Verify the server is ready:
```bash
curl -s localhost:8000/v1/chat/completions \
  -H "Content-Type: application/json" \
  -d '{"model":"Qwen/Qwen3-0.6B","messages":[{"role":"user","content":"test"}],"max_tokens":1}'
```

---

## Profile with AIMO Dataset

AIPerf loads the AIMO dataset from HuggingFace and uses each problem as a single-turn prompt.

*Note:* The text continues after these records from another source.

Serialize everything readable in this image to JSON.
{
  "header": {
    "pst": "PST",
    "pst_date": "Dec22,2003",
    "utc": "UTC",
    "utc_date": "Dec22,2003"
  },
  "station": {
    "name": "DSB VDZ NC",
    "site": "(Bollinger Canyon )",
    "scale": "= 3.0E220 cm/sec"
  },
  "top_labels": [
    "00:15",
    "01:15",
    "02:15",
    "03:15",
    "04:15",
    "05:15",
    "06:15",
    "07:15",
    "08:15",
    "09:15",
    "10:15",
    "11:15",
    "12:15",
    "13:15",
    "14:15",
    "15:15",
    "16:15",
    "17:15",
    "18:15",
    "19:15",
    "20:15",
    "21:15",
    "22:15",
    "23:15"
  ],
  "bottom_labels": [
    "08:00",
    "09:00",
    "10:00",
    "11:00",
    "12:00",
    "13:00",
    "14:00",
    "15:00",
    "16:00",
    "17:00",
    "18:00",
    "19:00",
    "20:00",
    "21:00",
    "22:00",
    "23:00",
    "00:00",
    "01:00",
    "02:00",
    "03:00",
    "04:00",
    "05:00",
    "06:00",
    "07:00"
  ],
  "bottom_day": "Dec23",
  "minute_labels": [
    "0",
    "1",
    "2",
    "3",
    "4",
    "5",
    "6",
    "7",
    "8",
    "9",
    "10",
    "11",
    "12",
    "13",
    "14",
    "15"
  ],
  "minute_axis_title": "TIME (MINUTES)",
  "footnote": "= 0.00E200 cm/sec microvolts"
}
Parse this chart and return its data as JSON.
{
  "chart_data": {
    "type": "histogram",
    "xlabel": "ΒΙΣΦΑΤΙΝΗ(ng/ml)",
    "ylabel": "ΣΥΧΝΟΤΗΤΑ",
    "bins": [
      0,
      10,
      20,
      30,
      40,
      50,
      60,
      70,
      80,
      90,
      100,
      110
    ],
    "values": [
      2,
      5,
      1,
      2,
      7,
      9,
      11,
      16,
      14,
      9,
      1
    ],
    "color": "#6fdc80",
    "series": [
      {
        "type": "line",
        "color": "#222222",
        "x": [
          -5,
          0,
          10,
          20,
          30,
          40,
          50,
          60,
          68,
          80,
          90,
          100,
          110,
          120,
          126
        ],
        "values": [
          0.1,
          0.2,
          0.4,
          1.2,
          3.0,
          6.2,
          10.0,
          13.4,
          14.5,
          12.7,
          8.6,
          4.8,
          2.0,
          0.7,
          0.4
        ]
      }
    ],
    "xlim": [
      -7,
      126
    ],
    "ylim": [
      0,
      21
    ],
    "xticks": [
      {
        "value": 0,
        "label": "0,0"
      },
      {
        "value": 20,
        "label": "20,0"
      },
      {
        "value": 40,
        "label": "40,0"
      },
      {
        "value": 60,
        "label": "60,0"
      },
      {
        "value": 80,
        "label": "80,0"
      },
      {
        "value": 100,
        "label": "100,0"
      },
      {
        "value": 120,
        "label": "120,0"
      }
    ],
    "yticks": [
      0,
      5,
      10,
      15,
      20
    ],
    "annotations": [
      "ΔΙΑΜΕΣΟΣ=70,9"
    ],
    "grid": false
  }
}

AIMO problems elicit long chain-of-thought responses. Use `--prompt-output-tokens-mean` to cap
output length and reduce benchmark duration:

```bash
aiperf profile \
    --model Qwen/Qwen3-0.6B \
    --endpoint-type chat \
    --streaming \
    --url localhost:8000 \
    --public-dataset aimo \
    --request-count 10 \
    --concurrency 4 \
    --prompt-output-tokens-mean 512
```

**Sample Output (Successful Run):**

```

                                        NVIDIA AIPerf | LLM Metrics
┏━━━━━━━━━━━━━━━━━━━━━━┳━━━━━━━━━━━┳━━━━━━━━━━━┳━━━━━━━━━━━┳━━━━━━━━━━━┳━━━━━━━━━━━┳━━━━━━━━━━━┳━━━━━━━━━━┓
┃               Metric ┃       avg ┃       min ┃       max ┃       p99 ┃       p90 ┃       p50 ┃      std ┃
┡━━━━━━━━━━━━━━━━━━━━━━╇━━━━━━━━━━━╇━━━━━━━━━━━╇━━━━━━━━━━━╇━━━━━━━━━━━╇━━━━━━━━━━━╇━━━━━━━━━━━╇━━━━━━━━━━┩
│  Time to First Token │  1,509.04 │    687.93 │  1,879.53 │  1,879.53 │  1,879.51 │  1,563.66 │   430.29 │
│                 (ms) │           │           │           │           │           │           │          │
│ Time to Second Token │     56.44 │     32.27 │     86.48 │     84.59 │     67.58 │     53.16 │    14.62 │
│                 (ms) │           │           │           │           │           │           │          │
│ Request Latency (ms) │ 32,823.02 │ 18,943.44 │ 38,431.19 │ 38,431.18 │ 38,431.07 │ 34,163.15 │ 7,192.79 │
│  Inter Token Latency │     61.40 │     35.80 │     71.72 │     71.72 │     71.67 │     63.92 │    13.26 │
│                 (ms) │           │           │           │           │           │           │          │
│         Output Token │     17.42 │     13.94 │     27.94 │     27.94 │     27.93 │     15.64 │     5.31 │
│  Throughput Per User │           │           │           │           │           │           │          │
│    (tokens/sec/user) │           │           │           │           │           │           │          │
│      Output Sequence │    511.00 │    511.00 │    511.00 │    511.00 │    511.00 │    511.00 │     0.00 │
│      Length (tokens) │           │           │           │           │           │           │          │
│       Input Sequence │     56.90 │     31.00 │     84.00 │     83.46 │     78.60 │     53.00 │    17.59 │
│      Length (tokens) │           │           │           │           │           │           │          │
│         Output Token │     55.82 │       N/A │       N/A │       N/A │       N/A │       N/A │      N/A │
│           Throughput │           │           │           │           │           │           │          │
│         (tokens/sec) │           │           │           │           │           │           │          │
│   Request Throughput │      0.11 │       N/A │       N/A │       N/A │       N/A │       N/A │      N/A │
│       (requests/sec) │           │           │           │           │           │           │          │
│        Request Count │     10.00 │       N/A │       N/A │       N/A │       N/A │       N/A │      N/A │
│           (requests) │           │           │           │           │           │           │          │
└──────────────────────┴───────────┴───────────┴───────────┴───────────┴───────────┴───────────┴──────────┘
```


> Higher request latency compared to conversational datasets is expected — AIMO problems require
> extended chain-of-thought reasoning and produce significantly longer outputs.